Dental bridges literally bridge the gap created by one or more missing teeth. A bridge is made up of two crowns for the teeth on either side of the gap. These two anchoring teeth are called abutment teeth with a false tooth/teeth in between. These false teeth are called pontics and can be made from gold, alloys, porcelain, or a combination of these materials. Dental bridges are supported by natural teeth or implants.
Restore your smile
Restore your abipty to properly chew and speak
Maintain the shape of your face
Distribute the forces in your bite properly by replacing missing teeth
Prevent remaining teeth from drifting out of position
Traditional bridges involve creating a crown for the tooth or implant on either side of the missing tooth, with a pontic in between. Traditional bridges are the most common type of bridge and are made of either porcelain fused to metal or ceramics.
Cantilever bridges are used when there are adjacent teeth on only one side of the missing tooth or teeth.

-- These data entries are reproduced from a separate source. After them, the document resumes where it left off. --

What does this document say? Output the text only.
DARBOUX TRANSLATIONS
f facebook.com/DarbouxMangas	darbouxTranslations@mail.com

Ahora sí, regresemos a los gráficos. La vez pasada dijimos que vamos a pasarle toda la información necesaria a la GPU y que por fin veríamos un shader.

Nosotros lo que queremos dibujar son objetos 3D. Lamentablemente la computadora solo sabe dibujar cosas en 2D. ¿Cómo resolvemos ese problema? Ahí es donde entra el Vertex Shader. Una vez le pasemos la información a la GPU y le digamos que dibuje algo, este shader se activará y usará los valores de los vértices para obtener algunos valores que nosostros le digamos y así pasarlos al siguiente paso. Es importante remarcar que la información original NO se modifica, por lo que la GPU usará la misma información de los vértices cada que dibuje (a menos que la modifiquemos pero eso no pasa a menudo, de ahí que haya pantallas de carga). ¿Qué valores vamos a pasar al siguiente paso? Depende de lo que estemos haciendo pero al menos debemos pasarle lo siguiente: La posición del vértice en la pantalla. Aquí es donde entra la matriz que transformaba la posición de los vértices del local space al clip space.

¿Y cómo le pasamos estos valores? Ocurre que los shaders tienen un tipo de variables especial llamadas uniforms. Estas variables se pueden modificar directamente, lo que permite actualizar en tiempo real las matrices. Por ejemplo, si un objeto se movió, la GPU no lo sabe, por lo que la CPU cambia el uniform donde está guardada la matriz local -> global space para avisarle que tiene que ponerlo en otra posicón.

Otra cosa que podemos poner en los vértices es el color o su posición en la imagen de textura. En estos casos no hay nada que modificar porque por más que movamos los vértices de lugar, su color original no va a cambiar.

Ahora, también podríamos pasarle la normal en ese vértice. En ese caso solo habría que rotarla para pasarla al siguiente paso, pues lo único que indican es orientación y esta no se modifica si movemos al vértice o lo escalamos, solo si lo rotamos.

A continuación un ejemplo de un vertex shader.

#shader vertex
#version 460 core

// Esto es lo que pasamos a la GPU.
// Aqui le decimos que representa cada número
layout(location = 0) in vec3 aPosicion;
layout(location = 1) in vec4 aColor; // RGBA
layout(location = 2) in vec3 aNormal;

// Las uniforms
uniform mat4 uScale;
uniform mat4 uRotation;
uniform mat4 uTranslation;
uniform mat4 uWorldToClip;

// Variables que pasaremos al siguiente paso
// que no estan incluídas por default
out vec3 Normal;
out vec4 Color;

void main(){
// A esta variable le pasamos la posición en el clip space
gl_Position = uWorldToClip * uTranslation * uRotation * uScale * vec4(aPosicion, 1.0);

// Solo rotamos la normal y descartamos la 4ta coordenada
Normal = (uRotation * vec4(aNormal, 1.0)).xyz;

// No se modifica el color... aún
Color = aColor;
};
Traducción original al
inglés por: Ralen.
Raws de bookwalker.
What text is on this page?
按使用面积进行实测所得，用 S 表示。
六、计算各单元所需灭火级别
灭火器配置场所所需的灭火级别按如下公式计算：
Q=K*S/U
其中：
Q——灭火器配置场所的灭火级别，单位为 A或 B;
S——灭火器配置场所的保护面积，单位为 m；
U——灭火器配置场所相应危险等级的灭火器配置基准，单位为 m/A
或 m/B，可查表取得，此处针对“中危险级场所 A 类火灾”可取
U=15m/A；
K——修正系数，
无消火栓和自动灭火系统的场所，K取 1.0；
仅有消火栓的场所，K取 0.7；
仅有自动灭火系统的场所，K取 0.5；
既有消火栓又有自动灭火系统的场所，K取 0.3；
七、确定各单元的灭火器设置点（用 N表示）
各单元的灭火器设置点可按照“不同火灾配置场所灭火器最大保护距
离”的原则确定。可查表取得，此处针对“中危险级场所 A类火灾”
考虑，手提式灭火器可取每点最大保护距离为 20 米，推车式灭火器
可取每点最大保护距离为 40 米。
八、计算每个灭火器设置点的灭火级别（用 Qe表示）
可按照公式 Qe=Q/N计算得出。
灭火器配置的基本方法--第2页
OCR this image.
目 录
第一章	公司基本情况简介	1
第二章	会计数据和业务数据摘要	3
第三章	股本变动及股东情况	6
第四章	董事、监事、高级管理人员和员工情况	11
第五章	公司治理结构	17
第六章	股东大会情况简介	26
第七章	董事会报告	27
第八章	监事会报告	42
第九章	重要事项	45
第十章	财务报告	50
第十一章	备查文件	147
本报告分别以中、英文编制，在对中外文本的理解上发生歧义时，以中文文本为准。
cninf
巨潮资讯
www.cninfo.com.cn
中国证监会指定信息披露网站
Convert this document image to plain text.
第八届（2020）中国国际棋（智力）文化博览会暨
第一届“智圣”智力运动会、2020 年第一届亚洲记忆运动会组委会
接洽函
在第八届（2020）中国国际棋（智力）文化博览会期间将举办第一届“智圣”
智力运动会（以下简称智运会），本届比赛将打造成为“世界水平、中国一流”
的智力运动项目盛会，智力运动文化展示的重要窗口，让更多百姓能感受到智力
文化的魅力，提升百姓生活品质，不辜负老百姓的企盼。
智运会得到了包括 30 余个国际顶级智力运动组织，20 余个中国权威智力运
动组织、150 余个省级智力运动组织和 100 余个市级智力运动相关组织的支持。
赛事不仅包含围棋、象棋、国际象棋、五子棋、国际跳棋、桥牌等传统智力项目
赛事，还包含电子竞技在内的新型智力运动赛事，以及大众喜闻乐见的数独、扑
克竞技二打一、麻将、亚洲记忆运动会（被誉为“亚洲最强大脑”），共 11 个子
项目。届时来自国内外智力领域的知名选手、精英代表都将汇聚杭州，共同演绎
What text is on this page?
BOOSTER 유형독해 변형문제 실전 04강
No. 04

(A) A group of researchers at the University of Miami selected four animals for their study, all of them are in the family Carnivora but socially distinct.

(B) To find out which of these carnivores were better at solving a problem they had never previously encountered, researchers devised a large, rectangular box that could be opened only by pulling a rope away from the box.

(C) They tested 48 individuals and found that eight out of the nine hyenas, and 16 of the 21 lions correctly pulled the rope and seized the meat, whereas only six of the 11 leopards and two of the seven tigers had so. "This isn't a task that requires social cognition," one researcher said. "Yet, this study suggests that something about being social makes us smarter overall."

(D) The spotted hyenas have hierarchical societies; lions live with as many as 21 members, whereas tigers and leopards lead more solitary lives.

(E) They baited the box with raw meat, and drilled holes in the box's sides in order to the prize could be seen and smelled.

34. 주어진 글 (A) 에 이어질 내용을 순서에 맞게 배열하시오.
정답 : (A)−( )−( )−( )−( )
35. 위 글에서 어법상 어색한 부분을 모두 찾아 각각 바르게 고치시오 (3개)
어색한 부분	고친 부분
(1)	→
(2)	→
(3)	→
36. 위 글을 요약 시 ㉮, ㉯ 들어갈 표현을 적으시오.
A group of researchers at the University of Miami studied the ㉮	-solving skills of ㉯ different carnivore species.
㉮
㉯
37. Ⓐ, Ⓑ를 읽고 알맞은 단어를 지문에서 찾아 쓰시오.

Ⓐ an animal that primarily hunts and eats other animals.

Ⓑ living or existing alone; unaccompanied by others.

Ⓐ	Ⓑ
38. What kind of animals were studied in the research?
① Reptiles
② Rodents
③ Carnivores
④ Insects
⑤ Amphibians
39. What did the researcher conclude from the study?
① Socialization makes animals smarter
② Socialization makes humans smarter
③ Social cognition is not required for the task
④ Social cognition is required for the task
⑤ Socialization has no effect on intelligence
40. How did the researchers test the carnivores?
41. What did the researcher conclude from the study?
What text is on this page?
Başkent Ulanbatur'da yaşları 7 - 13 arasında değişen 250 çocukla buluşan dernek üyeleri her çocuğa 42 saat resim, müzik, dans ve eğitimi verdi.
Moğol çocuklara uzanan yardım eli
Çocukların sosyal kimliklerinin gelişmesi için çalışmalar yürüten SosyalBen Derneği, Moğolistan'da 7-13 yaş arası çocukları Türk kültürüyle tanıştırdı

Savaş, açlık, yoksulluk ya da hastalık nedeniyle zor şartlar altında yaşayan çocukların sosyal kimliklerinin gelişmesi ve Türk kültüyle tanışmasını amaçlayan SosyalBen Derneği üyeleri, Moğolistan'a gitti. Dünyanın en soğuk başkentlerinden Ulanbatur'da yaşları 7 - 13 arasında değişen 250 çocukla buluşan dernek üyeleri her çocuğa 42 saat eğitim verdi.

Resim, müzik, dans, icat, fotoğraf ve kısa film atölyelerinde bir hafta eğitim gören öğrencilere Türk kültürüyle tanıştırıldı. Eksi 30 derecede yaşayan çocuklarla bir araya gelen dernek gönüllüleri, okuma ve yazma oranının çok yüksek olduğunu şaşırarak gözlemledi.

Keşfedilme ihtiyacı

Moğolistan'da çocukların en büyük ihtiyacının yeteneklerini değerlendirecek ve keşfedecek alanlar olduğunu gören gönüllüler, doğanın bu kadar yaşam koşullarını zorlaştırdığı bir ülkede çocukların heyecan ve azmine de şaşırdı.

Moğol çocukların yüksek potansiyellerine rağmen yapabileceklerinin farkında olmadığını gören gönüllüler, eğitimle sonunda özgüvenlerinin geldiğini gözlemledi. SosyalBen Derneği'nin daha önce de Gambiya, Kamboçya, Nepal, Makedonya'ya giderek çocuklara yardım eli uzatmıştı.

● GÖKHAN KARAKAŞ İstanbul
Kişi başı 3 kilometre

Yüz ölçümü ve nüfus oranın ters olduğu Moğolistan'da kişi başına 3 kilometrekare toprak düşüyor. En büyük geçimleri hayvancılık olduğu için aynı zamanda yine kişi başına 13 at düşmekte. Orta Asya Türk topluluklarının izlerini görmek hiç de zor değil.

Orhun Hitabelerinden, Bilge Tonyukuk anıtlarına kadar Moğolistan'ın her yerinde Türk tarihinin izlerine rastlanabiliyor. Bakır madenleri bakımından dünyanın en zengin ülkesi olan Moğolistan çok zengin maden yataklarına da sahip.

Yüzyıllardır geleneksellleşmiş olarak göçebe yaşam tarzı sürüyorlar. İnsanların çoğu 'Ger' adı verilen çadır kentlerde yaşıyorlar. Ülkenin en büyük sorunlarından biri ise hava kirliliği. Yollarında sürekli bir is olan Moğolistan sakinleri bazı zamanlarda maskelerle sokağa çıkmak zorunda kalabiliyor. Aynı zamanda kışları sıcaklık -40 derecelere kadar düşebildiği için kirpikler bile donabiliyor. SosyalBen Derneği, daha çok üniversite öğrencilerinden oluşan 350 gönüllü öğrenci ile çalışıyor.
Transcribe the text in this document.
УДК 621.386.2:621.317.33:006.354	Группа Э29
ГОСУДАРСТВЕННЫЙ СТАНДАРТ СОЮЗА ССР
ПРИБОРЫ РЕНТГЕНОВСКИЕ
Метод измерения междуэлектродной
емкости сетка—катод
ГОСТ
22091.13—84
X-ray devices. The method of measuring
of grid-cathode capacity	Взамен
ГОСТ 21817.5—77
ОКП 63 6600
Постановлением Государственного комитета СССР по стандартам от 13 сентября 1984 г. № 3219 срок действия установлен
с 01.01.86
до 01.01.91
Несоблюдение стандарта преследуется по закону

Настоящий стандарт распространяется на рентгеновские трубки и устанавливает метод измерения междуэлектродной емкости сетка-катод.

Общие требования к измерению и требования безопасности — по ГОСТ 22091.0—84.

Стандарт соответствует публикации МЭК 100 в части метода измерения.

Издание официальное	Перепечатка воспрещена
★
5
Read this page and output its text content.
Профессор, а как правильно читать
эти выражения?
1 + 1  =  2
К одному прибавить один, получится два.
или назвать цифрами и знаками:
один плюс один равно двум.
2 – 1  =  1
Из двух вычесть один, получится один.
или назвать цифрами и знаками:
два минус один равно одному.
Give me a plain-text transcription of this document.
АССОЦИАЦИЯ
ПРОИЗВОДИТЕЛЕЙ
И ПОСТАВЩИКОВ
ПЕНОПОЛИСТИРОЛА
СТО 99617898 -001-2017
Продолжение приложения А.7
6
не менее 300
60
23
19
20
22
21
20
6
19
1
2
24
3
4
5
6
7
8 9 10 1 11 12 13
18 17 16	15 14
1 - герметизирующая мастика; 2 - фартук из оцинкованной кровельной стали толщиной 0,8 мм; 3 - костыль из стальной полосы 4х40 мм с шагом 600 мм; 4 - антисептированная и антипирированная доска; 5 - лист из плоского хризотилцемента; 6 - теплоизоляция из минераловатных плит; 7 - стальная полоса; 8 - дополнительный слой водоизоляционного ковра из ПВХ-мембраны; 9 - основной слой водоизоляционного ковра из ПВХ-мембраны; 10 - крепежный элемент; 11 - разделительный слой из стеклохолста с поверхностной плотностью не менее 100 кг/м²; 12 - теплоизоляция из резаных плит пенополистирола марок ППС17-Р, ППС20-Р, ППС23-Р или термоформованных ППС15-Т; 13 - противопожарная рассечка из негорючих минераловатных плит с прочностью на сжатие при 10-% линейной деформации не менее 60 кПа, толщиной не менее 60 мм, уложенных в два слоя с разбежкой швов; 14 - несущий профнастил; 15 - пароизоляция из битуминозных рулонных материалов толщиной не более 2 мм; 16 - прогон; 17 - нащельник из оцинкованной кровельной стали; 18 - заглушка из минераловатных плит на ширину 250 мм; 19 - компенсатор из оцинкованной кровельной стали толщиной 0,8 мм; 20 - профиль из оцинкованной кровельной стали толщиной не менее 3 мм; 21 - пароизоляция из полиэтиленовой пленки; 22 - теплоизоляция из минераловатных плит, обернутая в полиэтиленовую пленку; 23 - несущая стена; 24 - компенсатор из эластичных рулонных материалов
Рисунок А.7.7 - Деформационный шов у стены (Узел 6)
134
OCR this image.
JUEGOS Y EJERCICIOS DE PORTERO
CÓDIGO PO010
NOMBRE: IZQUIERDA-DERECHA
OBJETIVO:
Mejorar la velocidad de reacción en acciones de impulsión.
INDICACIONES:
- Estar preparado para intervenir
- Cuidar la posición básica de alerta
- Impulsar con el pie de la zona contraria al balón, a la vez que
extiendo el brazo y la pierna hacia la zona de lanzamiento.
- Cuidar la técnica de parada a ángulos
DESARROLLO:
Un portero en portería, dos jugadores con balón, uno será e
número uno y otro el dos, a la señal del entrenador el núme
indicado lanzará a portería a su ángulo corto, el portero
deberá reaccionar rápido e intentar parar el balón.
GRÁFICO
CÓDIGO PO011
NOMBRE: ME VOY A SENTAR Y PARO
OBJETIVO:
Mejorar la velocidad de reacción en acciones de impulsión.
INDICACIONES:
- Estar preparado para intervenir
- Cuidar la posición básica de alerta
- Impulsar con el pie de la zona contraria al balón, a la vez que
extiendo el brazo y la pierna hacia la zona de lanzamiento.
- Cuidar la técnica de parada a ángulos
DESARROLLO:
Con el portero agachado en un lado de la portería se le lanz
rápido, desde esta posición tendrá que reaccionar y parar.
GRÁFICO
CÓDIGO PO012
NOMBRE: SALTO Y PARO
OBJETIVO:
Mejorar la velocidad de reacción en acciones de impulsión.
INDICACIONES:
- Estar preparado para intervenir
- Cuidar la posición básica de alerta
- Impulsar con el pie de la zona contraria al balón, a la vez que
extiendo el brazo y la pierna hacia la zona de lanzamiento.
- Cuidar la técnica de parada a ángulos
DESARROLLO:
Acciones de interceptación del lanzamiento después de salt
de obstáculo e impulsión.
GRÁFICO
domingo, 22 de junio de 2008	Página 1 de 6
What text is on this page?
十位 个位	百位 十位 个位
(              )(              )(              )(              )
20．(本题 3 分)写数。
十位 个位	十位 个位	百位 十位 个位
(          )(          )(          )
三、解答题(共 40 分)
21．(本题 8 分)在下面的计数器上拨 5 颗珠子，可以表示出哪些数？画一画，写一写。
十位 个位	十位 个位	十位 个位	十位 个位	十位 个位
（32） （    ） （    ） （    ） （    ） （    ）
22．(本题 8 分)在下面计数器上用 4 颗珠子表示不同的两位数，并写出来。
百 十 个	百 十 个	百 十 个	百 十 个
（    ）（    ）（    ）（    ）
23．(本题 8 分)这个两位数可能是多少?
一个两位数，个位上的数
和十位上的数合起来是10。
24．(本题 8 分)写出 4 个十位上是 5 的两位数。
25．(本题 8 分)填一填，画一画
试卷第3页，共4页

Bonded bridges (also called a resin-bonded bridge) are made of plastic teeth and gums supported by a metal framework. Metal wings on each side of the bridge are bonded to your existing teeth.
During the first visit for getting a dental bridge, the abutment teeth are prepared. Preparation involves re-contouring these teeth by removing a portion of enamel to allow room for a crown to be placed over them. Next, impressions of your teeth are made, which serve as a model from which the bridge, pontic, and crowns will be made by a dental laboratory. Your dentist will make a temporary bridge for you to wear to protect the exposed teeth and gums while your bridge is being made.
During the second visit, your temporary bridge will be removed and the new permanent bridge will be checked and adjusted, as necessary, to achieve a proper fit. Multiple visits may be required to check the fit of the metal framework and bite. This is dependent on each individual’s case. If the dental bridge is a fixed (permanent) bridge, your dentist may temporarily cement it in place for a couple of weeks to make sure it is fitting properly. After a couple weeks, the bridge is permanently cemented into place.
Dental bridges can last five to 15 years and even longer. With good oral hygiene and regular checkups, it is not unusual for the life span of a fixed bridge to be over 10 years.